Ministers confront flashpoints on climate deal

Ministers tasked with securing a historic climate-saving pact in Paris confronted the big deal-breakers on Tuesday such as mustering hundreds of billions of dollars to help the developing world.

Update: 2015-12-09 00:16 GMT

Ministers tasked with securing a historic climate-saving pact in Paris confronted the big deal-breakers on Tuesday such as mustering hundreds of billions of dollars to help the developing world.

The 195-nation UN talks have been billed as the last chance to avert the worst consequences of global warming; deadly drought, floods and storms, and rising seas that will engulf islands and densely populated coastlines.

To reach an elusive deal by a Friday deadline, however, the ministers must first resolve a handful of decades-old disputes that have blocked the path to a universal climate pact.

“Though we have some tough issues in the next few days to resolve, I am confident that we have the ability to do it,” US secretary of state John Kerry said on the sidelines of the conference at Le Bourget on the northern outskirts of Paris.

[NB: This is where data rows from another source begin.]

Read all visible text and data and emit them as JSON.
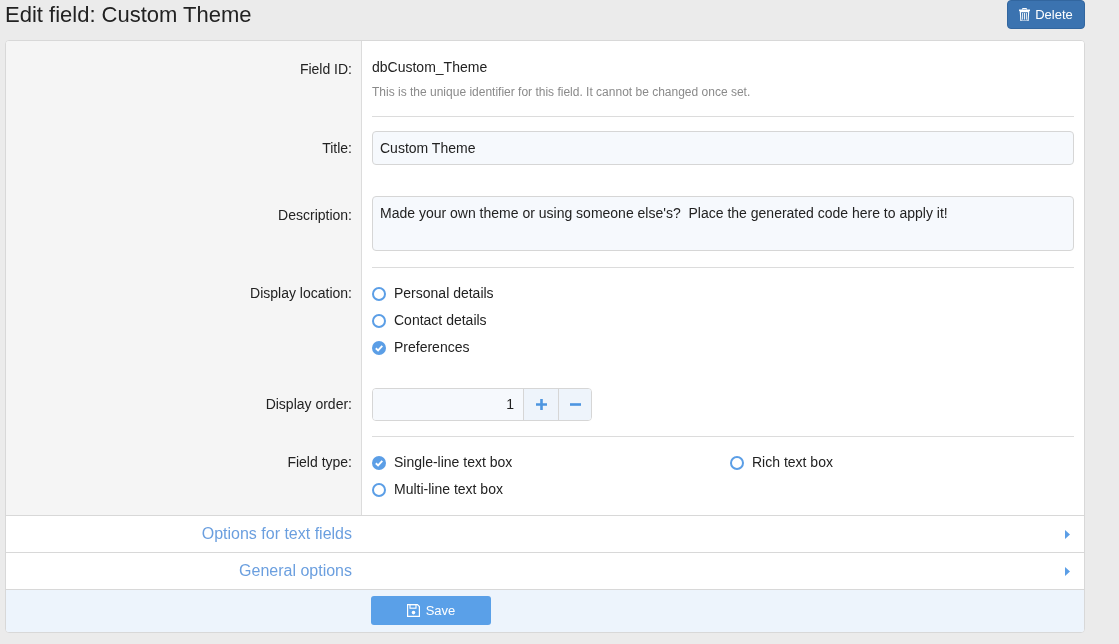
{
  "header": {
    "title": "Edit field: Custom Theme",
    "delete_button": {
      "label": "Delete"
    }
  },
  "form": {
    "sections": [
      {
        "rows": [
          {
            "kind": "static",
            "label": "Field ID:",
            "value": "dbCustom_Theme",
            "hint": "This is the unique identifier for this field. It cannot be changed once set."
          }
        ]
      },
      {
        "rows": [
          {
            "kind": "text_input",
            "label": "Title:",
            "value": "Custom Theme"
          },
          {
            "kind": "textarea",
            "label": "Description:",
            "value": "Made your own theme or using someone else's?  Place the generated code here to apply it!"
          }
        ]
      },
      {
        "rows": [
          {
            "kind": "radio_list",
            "label": "Display location:",
            "options": [
              {
                "label": "Personal details",
                "selected": false
              },
              {
                "label": "Contact details",
                "selected": false
              },
              {
                "label": "Preferences",
                "selected": true
              }
            ]
          },
          {
            "kind": "number",
            "label": "Display order:",
            "value": "1"
          }
        ]
      },
      {
        "rows": [
          {
            "kind": "radio_grid",
            "label": "Field type:",
            "options": [
              {
                "label": "Single-line text box",
                "selected": true
              },
              {
                "label": "Rich text box",
                "selected": false
              },
              {
                "label": "Multi-line text box",
                "selected": false
              }
            ]
          }
        ]
      }
    ],
    "collapsibles": [
      {
        "title": "Options for text fields",
        "expanded": false
      },
      {
        "title": "General options",
        "expanded": false
      }
    ],
    "save_button": {
      "label": "Save"
    }
  }
}
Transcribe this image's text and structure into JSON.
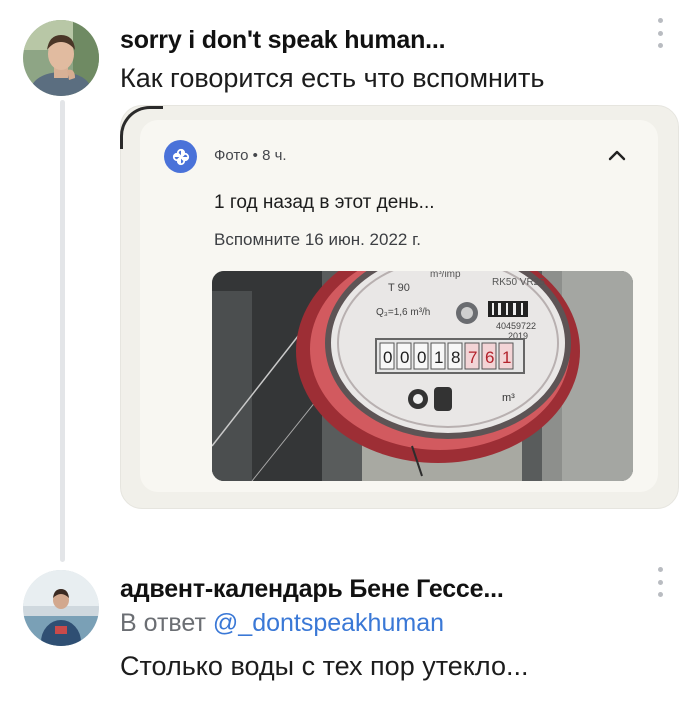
{
  "post1": {
    "author": "sorry i don't speak human...",
    "text": "Как говорится есть что вспомнить"
  },
  "notification": {
    "app": "Фото",
    "time_sep": "•",
    "time": "8 ч.",
    "title": "1 год назад в этот день...",
    "subtitle": "Вспомните 16 июн. 2022 г."
  },
  "photo_text": {
    "temp": "T 90",
    "flow": "Q₃=1,6 m³/h",
    "imp": "m³/imp",
    "model": "RK50 VR25",
    "serial": "40459722",
    "year": "2019",
    "digits": [
      "0",
      "0",
      "0",
      "1",
      "8",
      "7",
      "6",
      "1"
    ],
    "unit": "m³"
  },
  "post2": {
    "author": "адвент-календарь Бене Гессе...",
    "reply_prefix": "В ответ",
    "reply_handle": "@_dontspeakhuman",
    "text": "Столько воды с тех пор утекло..."
  },
  "icons": {
    "app_icon": "pinwheel-icon",
    "collapse": "chevron-up-icon",
    "menu": "kebab-icon"
  },
  "colors": {
    "mention": "#3a78d6",
    "app_icon_bg": "#4a72d9",
    "meter_red": "#c0434a"
  }
}
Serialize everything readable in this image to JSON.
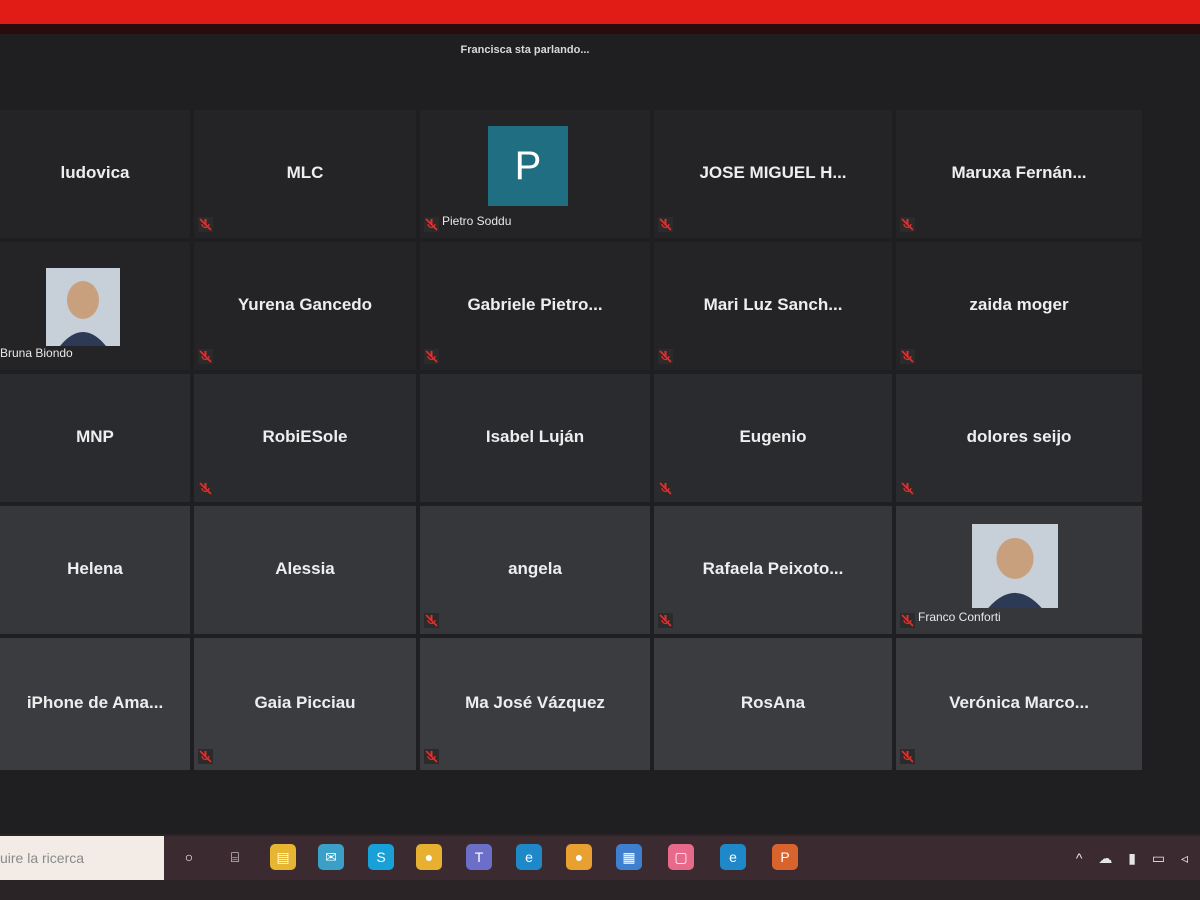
{
  "meeting": {
    "speaking_status": "Francisca sta parlando...",
    "tiles": [
      {
        "name": "ludovica",
        "muted": false,
        "row": 1
      },
      {
        "name": "MLC",
        "muted": true,
        "row": 1
      },
      {
        "name": "",
        "muted": true,
        "row": 1,
        "avatar_letter": "P",
        "label": "Pietro Soddu"
      },
      {
        "name": "JOSE MIGUEL H...",
        "muted": true,
        "row": 1
      },
      {
        "name": "Maruxa Fernán...",
        "muted": true,
        "row": 1
      },
      {
        "name": "",
        "muted": false,
        "row": 2,
        "photo": true,
        "label": "Bruna Biondo"
      },
      {
        "name": "Yurena Gancedo",
        "muted": true,
        "row": 2
      },
      {
        "name": "Gabriele Pietro...",
        "muted": true,
        "row": 2
      },
      {
        "name": "Mari Luz Sanch...",
        "muted": true,
        "row": 2
      },
      {
        "name": "zaida moger",
        "muted": true,
        "row": 2
      },
      {
        "name": "MNP",
        "muted": false,
        "row": 3
      },
      {
        "name": "RobiESole",
        "muted": true,
        "row": 3
      },
      {
        "name": "Isabel Luján",
        "muted": false,
        "row": 3
      },
      {
        "name": "Eugenio",
        "muted": true,
        "row": 3
      },
      {
        "name": "dolores seijo",
        "muted": true,
        "row": 3
      },
      {
        "name": "Helena",
        "muted": false,
        "row": 4
      },
      {
        "name": "Alessia",
        "muted": false,
        "row": 4
      },
      {
        "name": "angela",
        "muted": true,
        "row": 4
      },
      {
        "name": "Rafaela Peixoto...",
        "muted": true,
        "row": 4
      },
      {
        "name": "",
        "muted": true,
        "row": 4,
        "photo": true,
        "label": "Franco Conforti"
      },
      {
        "name": "iPhone de Ama...",
        "muted": false,
        "row": 5
      },
      {
        "name": "Gaia Picciau",
        "muted": true,
        "row": 5
      },
      {
        "name": "Ma José Vázquez",
        "muted": true,
        "row": 5
      },
      {
        "name": "RosAna",
        "muted": false,
        "row": 5
      },
      {
        "name": "Verónica Marco...",
        "muted": true,
        "row": 5
      }
    ]
  },
  "taskbar": {
    "search_placeholder": "uire la ricerca",
    "icons": [
      "cortana-icon",
      "task-view-icon",
      "file-explorer-icon",
      "mail-icon",
      "skype-icon",
      "chrome-icon",
      "teams-icon",
      "edge-icon",
      "chrome-icon-2",
      "app-icon",
      "calendar-icon",
      "edge-icon-2",
      "powerpoint-icon"
    ],
    "tray_glyphs": "^ ☁ ▮ ▭ ◃"
  },
  "colors": {
    "accent_red": "#e11c17",
    "avatar_teal": "#1f6e82",
    "mute_red": "#e03030"
  }
}
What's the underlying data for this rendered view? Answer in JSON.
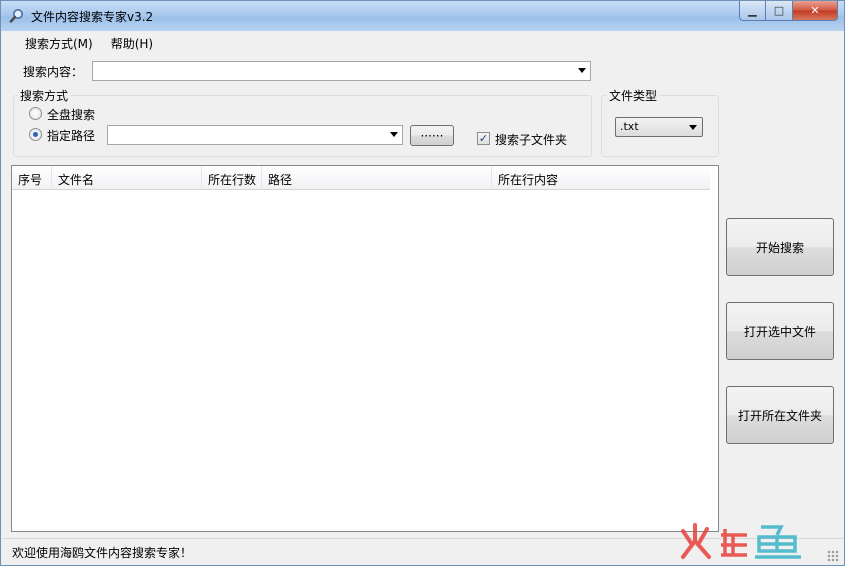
{
  "window": {
    "title": "文件内容搜索专家v3.2",
    "icon": "magnifier-icon"
  },
  "menu": {
    "items": [
      "搜索方式(M)",
      "帮助(H)"
    ]
  },
  "search_content": {
    "label": "搜索内容：",
    "value": ""
  },
  "search_mode": {
    "group_title": "搜索方式",
    "full_disk_label": "全盘搜索",
    "specific_path_label": "指定路径",
    "selected": "指定路径",
    "path_value": "",
    "browse_label": "······",
    "subfolder_label": "搜索子文件夹",
    "subfolder_checked": true
  },
  "file_type": {
    "group_title": "文件类型",
    "selected": ".txt"
  },
  "results_table": {
    "columns": [
      "序号",
      "文件名",
      "所在行数",
      "路径",
      "所在行内容"
    ],
    "rows": []
  },
  "actions": {
    "start_search": "开始搜索",
    "open_selected": "打开选中文件",
    "open_folder": "打开所在文件夹"
  },
  "status": {
    "text": "欢迎使用海鸥文件内容搜索专家！"
  },
  "watermark": {
    "brand_colors": [
      "#e8413a",
      "#3ab3c9"
    ]
  }
}
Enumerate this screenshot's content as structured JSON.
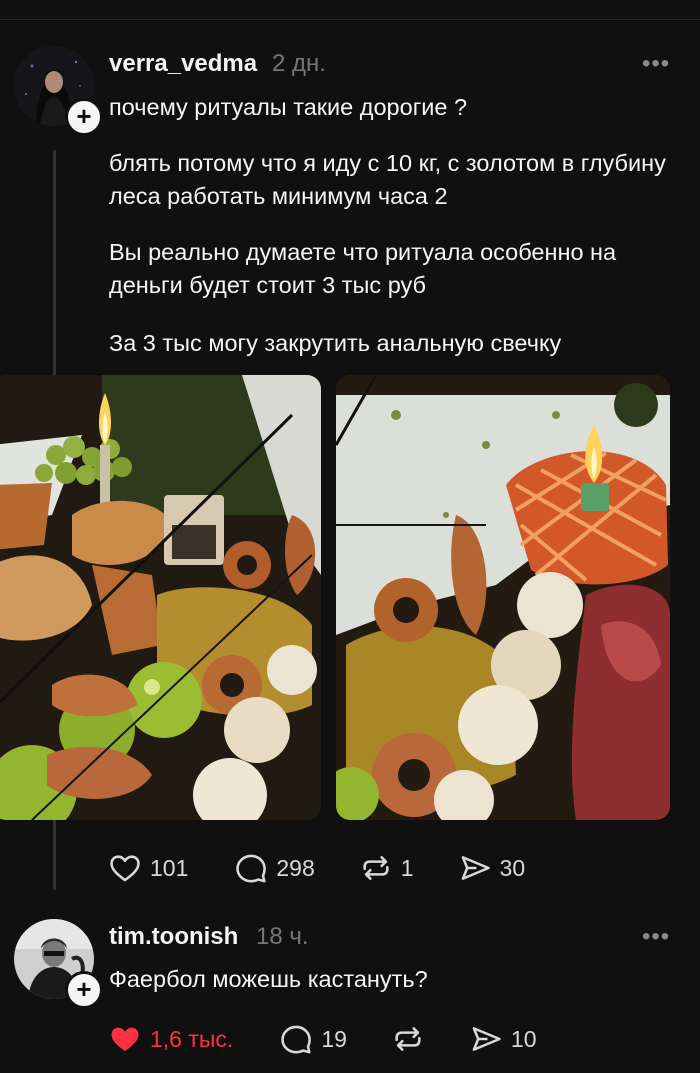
{
  "post": {
    "username": "verra_vedma",
    "time": "2 дн.",
    "paragraphs": [
      "почему ритуалы такие дорогие ?",
      "блять потому что я иду с 10 кг, с золотом в глубину леса работать минимум часа 2",
      "Вы реально думаете что ритуала особенно на деньги будет стоит 3 тыс руб",
      "За 3 тыс могу закрутить анальную свечку"
    ],
    "actions": {
      "likes": "101",
      "comments": "298",
      "reposts": "1",
      "shares": "30"
    }
  },
  "reply": {
    "username": "tim.toonish",
    "time": "18 ч.",
    "text": "Фаербол можешь кастануть?",
    "actions": {
      "likes": "1,6 тыс.",
      "comments": "19",
      "shares": "10"
    }
  },
  "icons": {
    "more": "more-dots-icon",
    "follow": "plus-icon",
    "like": "heart-icon",
    "comment": "comment-bubble-icon",
    "repost": "repost-icon",
    "share": "send-icon"
  },
  "colors": {
    "background": "#101010",
    "text": "#f3f5f7",
    "muted": "#777777",
    "liked": "#ff3040"
  }
}
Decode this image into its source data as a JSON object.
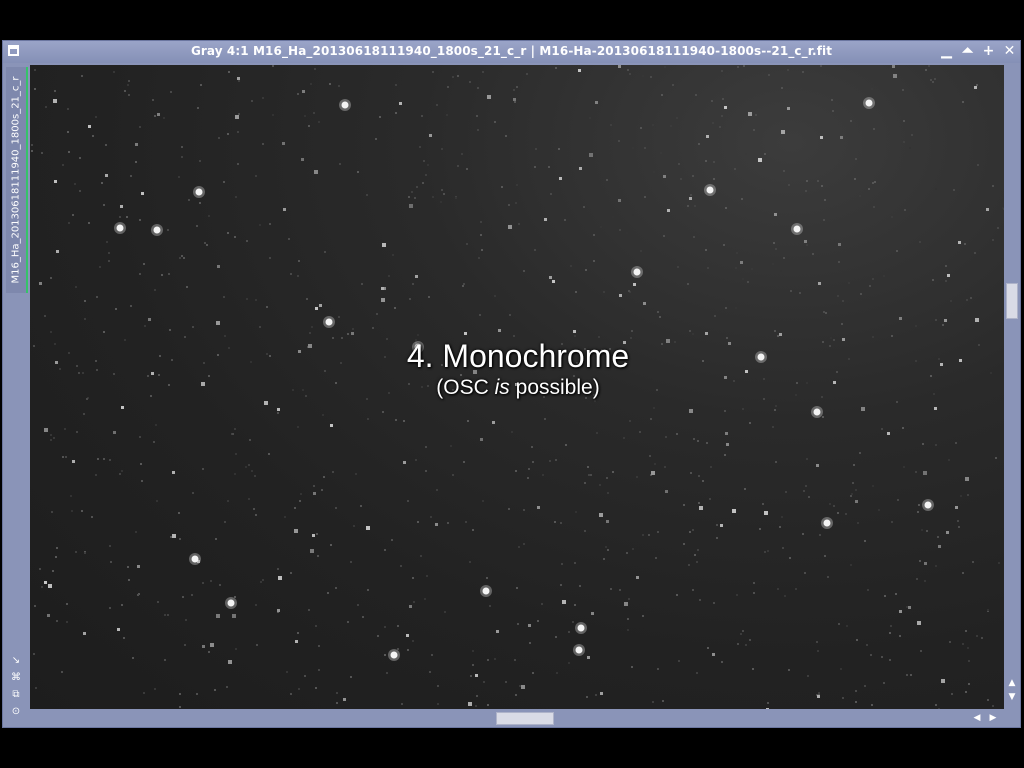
{
  "window": {
    "title": "Gray 4:1 M16_Ha_20130618111940_1800s_21_c_r | M16-Ha-20130618111940-1800s--21_c_r.fit",
    "controls": {
      "minimize": "▬",
      "shade": "⯐",
      "maximize": "✚",
      "close": "✖"
    }
  },
  "sidebar": {
    "view_tab": "M16_Ha_20130618111940_1800s_21_c_r",
    "icons": [
      "cursor-icon",
      "pin-icon",
      "clone-icon",
      "target-icon"
    ],
    "accent": "#36c36a"
  },
  "overlay": {
    "heading": "4. Monochrome",
    "sub_before": "(OSC ",
    "sub_em": "is",
    "sub_after": " possible)"
  },
  "colors": {
    "frame": "#8a94b8",
    "image_bg": "#222222"
  }
}
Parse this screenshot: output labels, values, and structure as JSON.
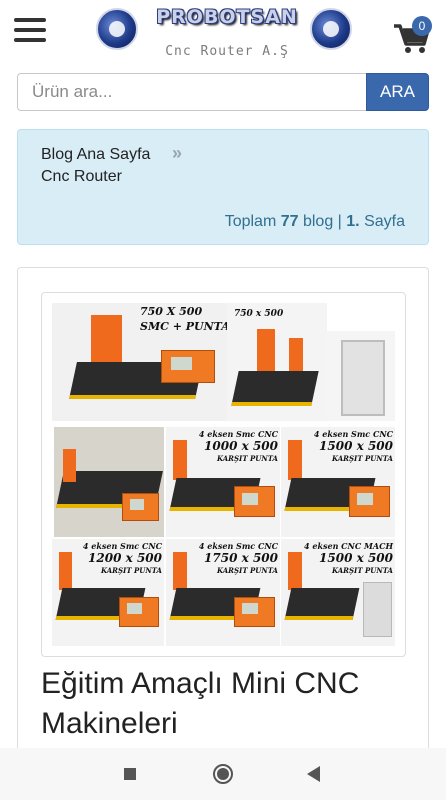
{
  "header": {
    "logo_title": "PROBOTSAN",
    "logo_subtitle": "Cnc Router A.Ş",
    "cart_count": "0"
  },
  "search": {
    "placeholder": "Ürün ara...",
    "button_label": "ARA"
  },
  "breadcrumb": {
    "home_label": "Blog Ana Sayfa",
    "separator": "»",
    "current_label": "Cnc Router",
    "total_prefix": "Toplam",
    "total_count": "77",
    "total_suffix": "blog",
    "divider": "|",
    "page_number": "1.",
    "page_label": "Sayfa"
  },
  "post": {
    "title": "Eğitim Amaçlı Mini CNC Makineleri",
    "image_labels": {
      "main_size": "750 X 500",
      "main_sub": "SMC + PUNTA",
      "side_size": "750 x 500",
      "t1_top": "4 eksen Smc CNC",
      "t1_size": "1000 x 500",
      "t1_sub": "KARŞIT PUNTA",
      "t2_top": "4 eksen Smc CNC",
      "t2_size": "1500 x 500",
      "t2_sub": "KARŞIT PUNTA",
      "t3_top": "4 eksen Smc CNC",
      "t3_size": "1200 x 500",
      "t3_sub": "KARŞIT PUNTA",
      "t4_top": "4 eksen Smc CNC",
      "t4_size": "1750 x 500",
      "t4_sub": "KARŞIT PUNTA",
      "t5_top": "4 eksen CNC MACH",
      "t5_size": "1500 x 500",
      "t5_sub": "KARŞIT PUNTA"
    }
  },
  "colors": {
    "accent": "#3a68ad",
    "breadcrumb_bg": "#d9edf7",
    "breadcrumb_text": "#31708f",
    "machine_orange": "#ef6a1c"
  },
  "icons": {
    "menu": "hamburger-menu-icon",
    "cart": "shopping-cart-icon",
    "breadcrumb_separator": "double-chevron-right-icon",
    "nav_recents": "square-icon",
    "nav_home": "circle-icon",
    "nav_back": "triangle-back-icon"
  }
}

Nations remain divided over how to give finance for developing nations to cope with global warming; how far to limit planetary overheating; how to share the burden between rich and poor nations; and how to review progress in slashing greenhouse gases.

“They are finally doing the dirty work of negotiating, which is very hard,” said Jennifer Morgan, global climate analyst at the Washington-based World Resources Institute, who is an observer at the talks.

“You are finally starting to see the really hard bargaining and arguing that has to happen. It is a good thing, because otherwise they would still be standing by their positions.”

Observers said a new confidence was emerging in Paris, a hopeful sign six years after the spectacular failure of the last attempt to reach a global deal, which collapsed in Copenhagen, fractured by distrust between rich and poor countries.

“Those of us who have been watching these for a long time think there has been a spirit of cooperation,” Greenpeace political advisor Ruth Davis told journalists.

“But cooperation has to manifest itself in something real and meaningful,” said Ms Davis.

Taking effect in 2020, the Paris accord would seek to limit emissions of heat-trapping greenhouse gases driven by coal, oil and gas. The goal is to limit global warming to under two degrees Celsius from pre-Industrial Revolution levels.

Negotiations are making headway on every front, said France’s top negotiator, Laurence Tubiana. “We are advancing on everything,” she said. “There is no issue where we are blocked. None.”

One if the biggest potential deal-busters is money. Rich countries promised in 2009 to muster $100 billion a year from 2020 to help developing nations make the costly shift to clean energy, and to cope with the impacts of global warming.

But how the funds will be raised remains unclear. Developing countries are pushing for a promise that the amount will be ramped up beyond 2020.